The note captures the insight, not the code. The code is already there.


The Practical Form

It doesn’t need to be elaborate. A single docs/SITE-MAP.md with one entry per significant file:

push_subscribe.js — window.PushSubscribe
  calls: push-gate.techiediaries.workers.dev /subscribe /unsubscribe /stats
  reads: AppCoreConfig.pushNotify (enabled, workerUrl, swPath, cardDelay)
  gotcha: boot() order matters — isSubscribed() before dismissed check

push-gate (Cloudflare Worker)
  url: push-gate.techiediaries.workers.dev
  auth: Bearer ADMIN_KEY for /send and /stats
  kv: PUSH_SUBS — list() has ~3s consistency lag
  gotcha: failed sends only auto-cleanup on 404/410 — network errors stay in KV

Written as byproduct. Never as a separate task. The rule: if I read a file this session, I add its entry before the session ends. The analysis is already done — writing it down costs thirty seconds.


Who This Is For

Ahmed asked whether the SITE-MAP would be useful for other developers too, not just for me.
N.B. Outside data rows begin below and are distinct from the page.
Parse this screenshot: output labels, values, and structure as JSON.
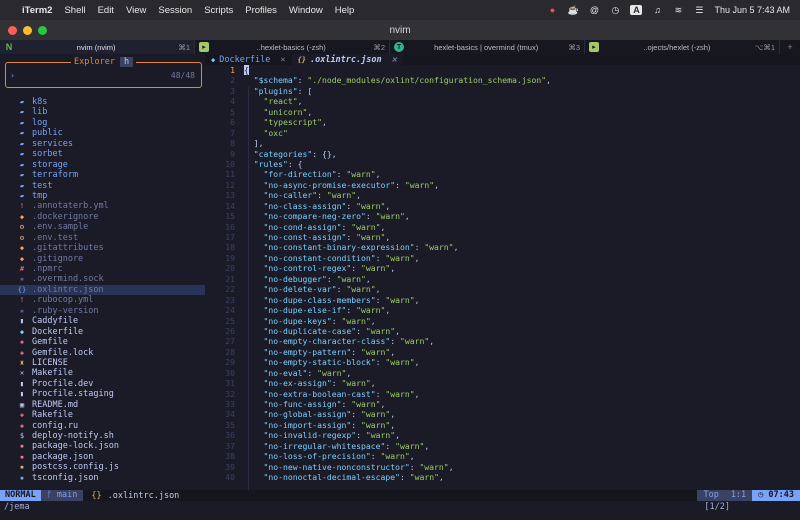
{
  "menubar": {
    "app": "iTerm2",
    "items": [
      "Shell",
      "Edit",
      "View",
      "Session",
      "Scripts",
      "Profiles",
      "Window",
      "Help"
    ],
    "clock": "Thu Jun 5  7:43 AM",
    "status_text": "A"
  },
  "window": {
    "title": "nvim"
  },
  "tabs": [
    {
      "title": "nvim (nvim)",
      "shortcut": "⌘1",
      "icon": "N",
      "color": "#5fb950"
    },
    {
      "title": "..hexlet-basics (-zsh)",
      "shortcut": "⌘2",
      "icon": "▸",
      "color": "#a3c76b"
    },
    {
      "title": "hexlet-basics | overmind (tmux)",
      "shortcut": "⌘3",
      "icon": "T",
      "color": "#2fb58e"
    },
    {
      "title": "..ojects/hexlet (-zsh)",
      "shortcut": "⌥⌘1",
      "icon": "▸",
      "color": "#a3c76b"
    }
  ],
  "explorer": {
    "title": "Explorer",
    "hint": "h",
    "prompt": "›",
    "count": "48/48"
  },
  "files": [
    {
      "name": "k8s",
      "type": "dir",
      "icon": "▰",
      "color": "#7aa2f7"
    },
    {
      "name": "lib",
      "type": "dir",
      "icon": "▰",
      "color": "#7aa2f7"
    },
    {
      "name": "log",
      "type": "dir",
      "icon": "▰",
      "color": "#7aa2f7"
    },
    {
      "name": "public",
      "type": "dir",
      "icon": "▰",
      "color": "#7aa2f7"
    },
    {
      "name": "services",
      "type": "dir",
      "icon": "▰",
      "color": "#7aa2f7"
    },
    {
      "name": "sorbet",
      "type": "dir",
      "icon": "▰",
      "color": "#7aa2f7"
    },
    {
      "name": "storage",
      "type": "dir",
      "icon": "▰",
      "color": "#7aa2f7"
    },
    {
      "name": "terraform",
      "type": "dir",
      "icon": "▰",
      "color": "#7aa2f7"
    },
    {
      "name": "test",
      "type": "dir",
      "icon": "▰",
      "color": "#7aa2f7"
    },
    {
      "name": "tmp",
      "type": "dir",
      "icon": "▰",
      "color": "#7aa2f7"
    },
    {
      "name": ".annotaterb.yml",
      "type": "dot",
      "icon": "!",
      "color": "#f7768e"
    },
    {
      "name": ".dockerignore",
      "type": "dot",
      "icon": "◆",
      "color": "#ff9e64"
    },
    {
      "name": ".env.sample",
      "type": "dot",
      "icon": "⚙",
      "color": "#e0af68"
    },
    {
      "name": ".env.test",
      "type": "dot",
      "icon": "⚙",
      "color": "#e0af68"
    },
    {
      "name": ".gitattributes",
      "type": "dot",
      "icon": "◆",
      "color": "#ff9e64"
    },
    {
      "name": ".gitignore",
      "type": "dot",
      "icon": "◆",
      "color": "#ff9e64"
    },
    {
      "name": ".npmrc",
      "type": "dot",
      "icon": "#",
      "color": "#f7768e"
    },
    {
      "name": ".overmind.sock",
      "type": "dot",
      "icon": "▪",
      "color": "#565f89"
    },
    {
      "name": ".oxlintrc.json",
      "type": "dot",
      "icon": "{}",
      "color": "#7aa2f7",
      "selected": true
    },
    {
      "name": ".rubocop.yml",
      "type": "dot",
      "icon": "!",
      "color": "#f7768e"
    },
    {
      "name": ".ruby-version",
      "type": "dot",
      "icon": "▪",
      "color": "#565f89"
    },
    {
      "name": "Caddyfile",
      "type": "file",
      "icon": "▮",
      "color": "#c0caf5"
    },
    {
      "name": "Dockerfile",
      "type": "file",
      "icon": "◆",
      "color": "#7dcfff"
    },
    {
      "name": "Gemfile",
      "type": "file",
      "icon": "◈",
      "color": "#f7768e"
    },
    {
      "name": "Gemfile.lock",
      "type": "file",
      "icon": "◈",
      "color": "#f7768e"
    },
    {
      "name": "LICENSE",
      "type": "file",
      "icon": "♜",
      "color": "#e0af68"
    },
    {
      "name": "Makefile",
      "type": "file",
      "icon": "✕",
      "color": "#c0caf5"
    },
    {
      "name": "Procfile.dev",
      "type": "file",
      "icon": "▮",
      "color": "#c0caf5"
    },
    {
      "name": "Procfile.staging",
      "type": "file",
      "icon": "▮",
      "color": "#c0caf5"
    },
    {
      "name": "README.md",
      "type": "file",
      "icon": "▣",
      "color": "#c0caf5"
    },
    {
      "name": "Rakefile",
      "type": "file",
      "icon": "◈",
      "color": "#f7768e"
    },
    {
      "name": "config.ru",
      "type": "file",
      "icon": "◈",
      "color": "#f7768e"
    },
    {
      "name": "deploy-notify.sh",
      "type": "file",
      "icon": "$",
      "color": "#c0caf5"
    },
    {
      "name": "package-lock.json",
      "type": "file",
      "icon": "▪",
      "color": "#f7768e"
    },
    {
      "name": "package.json",
      "type": "file",
      "icon": "▪",
      "color": "#f7768e"
    },
    {
      "name": "postcss.config.js",
      "type": "file",
      "icon": "▪",
      "color": "#e0af68"
    },
    {
      "name": "tsconfig.json",
      "type": "file",
      "icon": "▪",
      "color": "#7aa2f7"
    }
  ],
  "editor_tabs": [
    {
      "icon": "◆",
      "label": "Dockerfile",
      "close": "✕",
      "active": false
    },
    {
      "icon": "{}",
      "label": ".oxlintrc.json",
      "close": "✕",
      "active": true
    }
  ],
  "code": [
    [
      {
        "t": "{",
        "c": "cur"
      }
    ],
    [
      {
        "t": "  "
      },
      {
        "t": "\"$schema\"",
        "c": "k"
      },
      {
        "t": ": "
      },
      {
        "t": "\"./node_modules/oxlint/configuration_schema.json\"",
        "c": "s"
      },
      {
        "t": ","
      }
    ],
    [
      {
        "t": "  "
      },
      {
        "t": "\"plugins\"",
        "c": "k"
      },
      {
        "t": ": ["
      }
    ],
    [
      {
        "t": "    "
      },
      {
        "t": "\"react\"",
        "c": "s"
      },
      {
        "t": ","
      }
    ],
    [
      {
        "t": "    "
      },
      {
        "t": "\"unicorn\"",
        "c": "s"
      },
      {
        "t": ","
      }
    ],
    [
      {
        "t": "    "
      },
      {
        "t": "\"typescript\"",
        "c": "s"
      },
      {
        "t": ","
      }
    ],
    [
      {
        "t": "    "
      },
      {
        "t": "\"oxc\"",
        "c": "s"
      }
    ],
    [
      {
        "t": "  ],"
      }
    ],
    [
      {
        "t": "  "
      },
      {
        "t": "\"categories\"",
        "c": "k"
      },
      {
        "t": ": {},"
      }
    ],
    [
      {
        "t": "  "
      },
      {
        "t": "\"rules\"",
        "c": "k"
      },
      {
        "t": ": {"
      }
    ],
    [
      {
        "t": "    "
      },
      {
        "t": "\"for-direction\"",
        "c": "k"
      },
      {
        "t": ": "
      },
      {
        "t": "\"warn\"",
        "c": "s"
      },
      {
        "t": ","
      }
    ],
    [
      {
        "t": "    "
      },
      {
        "t": "\"no-async-promise-executor\"",
        "c": "k"
      },
      {
        "t": ": "
      },
      {
        "t": "\"warn\"",
        "c": "s"
      },
      {
        "t": ","
      }
    ],
    [
      {
        "t": "    "
      },
      {
        "t": "\"no-caller\"",
        "c": "k"
      },
      {
        "t": ": "
      },
      {
        "t": "\"warn\"",
        "c": "s"
      },
      {
        "t": ","
      }
    ],
    [
      {
        "t": "    "
      },
      {
        "t": "\"no-class-assign\"",
        "c": "k"
      },
      {
        "t": ": "
      },
      {
        "t": "\"warn\"",
        "c": "s"
      },
      {
        "t": ","
      }
    ],
    [
      {
        "t": "    "
      },
      {
        "t": "\"no-compare-neg-zero\"",
        "c": "k"
      },
      {
        "t": ": "
      },
      {
        "t": "\"warn\"",
        "c": "s"
      },
      {
        "t": ","
      }
    ],
    [
      {
        "t": "    "
      },
      {
        "t": "\"no-cond-assign\"",
        "c": "k"
      },
      {
        "t": ": "
      },
      {
        "t": "\"warn\"",
        "c": "s"
      },
      {
        "t": ","
      }
    ],
    [
      {
        "t": "    "
      },
      {
        "t": "\"no-const-assign\"",
        "c": "k"
      },
      {
        "t": ": "
      },
      {
        "t": "\"warn\"",
        "c": "s"
      },
      {
        "t": ","
      }
    ],
    [
      {
        "t": "    "
      },
      {
        "t": "\"no-constant-binary-expression\"",
        "c": "k"
      },
      {
        "t": ": "
      },
      {
        "t": "\"warn\"",
        "c": "s"
      },
      {
        "t": ","
      }
    ],
    [
      {
        "t": "    "
      },
      {
        "t": "\"no-constant-condition\"",
        "c": "k"
      },
      {
        "t": ": "
      },
      {
        "t": "\"warn\"",
        "c": "s"
      },
      {
        "t": ","
      }
    ],
    [
      {
        "t": "    "
      },
      {
        "t": "\"no-control-regex\"",
        "c": "k"
      },
      {
        "t": ": "
      },
      {
        "t": "\"warn\"",
        "c": "s"
      },
      {
        "t": ","
      }
    ],
    [
      {
        "t": "    "
      },
      {
        "t": "\"no-debugger\"",
        "c": "k"
      },
      {
        "t": ": "
      },
      {
        "t": "\"warn\"",
        "c": "s"
      },
      {
        "t": ","
      }
    ],
    [
      {
        "t": "    "
      },
      {
        "t": "\"no-delete-var\"",
        "c": "k"
      },
      {
        "t": ": "
      },
      {
        "t": "\"warn\"",
        "c": "s"
      },
      {
        "t": ","
      }
    ],
    [
      {
        "t": "    "
      },
      {
        "t": "\"no-dupe-class-members\"",
        "c": "k"
      },
      {
        "t": ": "
      },
      {
        "t": "\"warn\"",
        "c": "s"
      },
      {
        "t": ","
      }
    ],
    [
      {
        "t": "    "
      },
      {
        "t": "\"no-dupe-else-if\"",
        "c": "k"
      },
      {
        "t": ": "
      },
      {
        "t": "\"warn\"",
        "c": "s"
      },
      {
        "t": ","
      }
    ],
    [
      {
        "t": "    "
      },
      {
        "t": "\"no-dupe-keys\"",
        "c": "k"
      },
      {
        "t": ": "
      },
      {
        "t": "\"warn\"",
        "c": "s"
      },
      {
        "t": ","
      }
    ],
    [
      {
        "t": "    "
      },
      {
        "t": "\"no-duplicate-case\"",
        "c": "k"
      },
      {
        "t": ": "
      },
      {
        "t": "\"warn\"",
        "c": "s"
      },
      {
        "t": ","
      }
    ],
    [
      {
        "t": "    "
      },
      {
        "t": "\"no-empty-character-class\"",
        "c": "k"
      },
      {
        "t": ": "
      },
      {
        "t": "\"warn\"",
        "c": "s"
      },
      {
        "t": ","
      }
    ],
    [
      {
        "t": "    "
      },
      {
        "t": "\"no-empty-pattern\"",
        "c": "k"
      },
      {
        "t": ": "
      },
      {
        "t": "\"warn\"",
        "c": "s"
      },
      {
        "t": ","
      }
    ],
    [
      {
        "t": "    "
      },
      {
        "t": "\"no-empty-static-block\"",
        "c": "k"
      },
      {
        "t": ": "
      },
      {
        "t": "\"warn\"",
        "c": "s"
      },
      {
        "t": ","
      }
    ],
    [
      {
        "t": "    "
      },
      {
        "t": "\"no-eval\"",
        "c": "k"
      },
      {
        "t": ": "
      },
      {
        "t": "\"warn\"",
        "c": "s"
      },
      {
        "t": ","
      }
    ],
    [
      {
        "t": "    "
      },
      {
        "t": "\"no-ex-assign\"",
        "c": "k"
      },
      {
        "t": ": "
      },
      {
        "t": "\"warn\"",
        "c": "s"
      },
      {
        "t": ","
      }
    ],
    [
      {
        "t": "    "
      },
      {
        "t": "\"no-extra-boolean-cast\"",
        "c": "k"
      },
      {
        "t": ": "
      },
      {
        "t": "\"warn\"",
        "c": "s"
      },
      {
        "t": ","
      }
    ],
    [
      {
        "t": "    "
      },
      {
        "t": "\"no-func-assign\"",
        "c": "k"
      },
      {
        "t": ": "
      },
      {
        "t": "\"warn\"",
        "c": "s"
      },
      {
        "t": ","
      }
    ],
    [
      {
        "t": "    "
      },
      {
        "t": "\"no-global-assign\"",
        "c": "k"
      },
      {
        "t": ": "
      },
      {
        "t": "\"warn\"",
        "c": "s"
      },
      {
        "t": ","
      }
    ],
    [
      {
        "t": "    "
      },
      {
        "t": "\"no-import-assign\"",
        "c": "k"
      },
      {
        "t": ": "
      },
      {
        "t": "\"warn\"",
        "c": "s"
      },
      {
        "t": ","
      }
    ],
    [
      {
        "t": "    "
      },
      {
        "t": "\"no-invalid-regexp\"",
        "c": "k"
      },
      {
        "t": ": "
      },
      {
        "t": "\"warn\"",
        "c": "s"
      },
      {
        "t": ","
      }
    ],
    [
      {
        "t": "    "
      },
      {
        "t": "\"no-irregular-whitespace\"",
        "c": "k"
      },
      {
        "t": ": "
      },
      {
        "t": "\"warn\"",
        "c": "s"
      },
      {
        "t": ","
      }
    ],
    [
      {
        "t": "    "
      },
      {
        "t": "\"no-loss-of-precision\"",
        "c": "k"
      },
      {
        "t": ": "
      },
      {
        "t": "\"warn\"",
        "c": "s"
      },
      {
        "t": ","
      }
    ],
    [
      {
        "t": "    "
      },
      {
        "t": "\"no-new-native-nonconstructor\"",
        "c": "k"
      },
      {
        "t": ": "
      },
      {
        "t": "\"warn\"",
        "c": "s"
      },
      {
        "t": ","
      }
    ],
    [
      {
        "t": "    "
      },
      {
        "t": "\"no-nonoctal-decimal-escape\"",
        "c": "k"
      },
      {
        "t": ": "
      },
      {
        "t": "\"warn\"",
        "c": "s"
      },
      {
        "t": ","
      }
    ]
  ],
  "status": {
    "mode": "NORMAL",
    "branch": "ᚠ main",
    "file_icon": "{}",
    "file": ".oxlintrc.json",
    "position": "Top",
    "location": "1:1",
    "time": "◷ 07:43"
  },
  "cmdline": {
    "text": "/jema",
    "search_count": "[1/2]"
  }
}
Yes. Unambiguously. The facts in that map are exactly what a new developer needs to orient in an unfamiliar codebase. The gotchas especially — those are the things that don’t appear in the code, only in the understanding of someone who has read it carefully. A new engineer would spend an afternoon rediscovering the KV eventual consistency lag and the dismissed-flag ordering bug. The note eliminates that afternoon.

The practice isn’t AI-specific. It’s just documentation discipline applied to the things that are actually hard to derive — not the what, but the why and the watch-out. AI just makes the value of that discipline more visible, because I pay the re-derivation cost on every single session rather than once per new hire.


The Reframe

You already know to write a README for new teammates.

Your AI assistant is a new teammate every single session.

The README you’re not writing is costing you the same re-orientation time, paid again and again, invisibly, across every session that touches code it has already understood and forgotten.

The fix is the same one you already know. You’re just not applying it to this audience yet.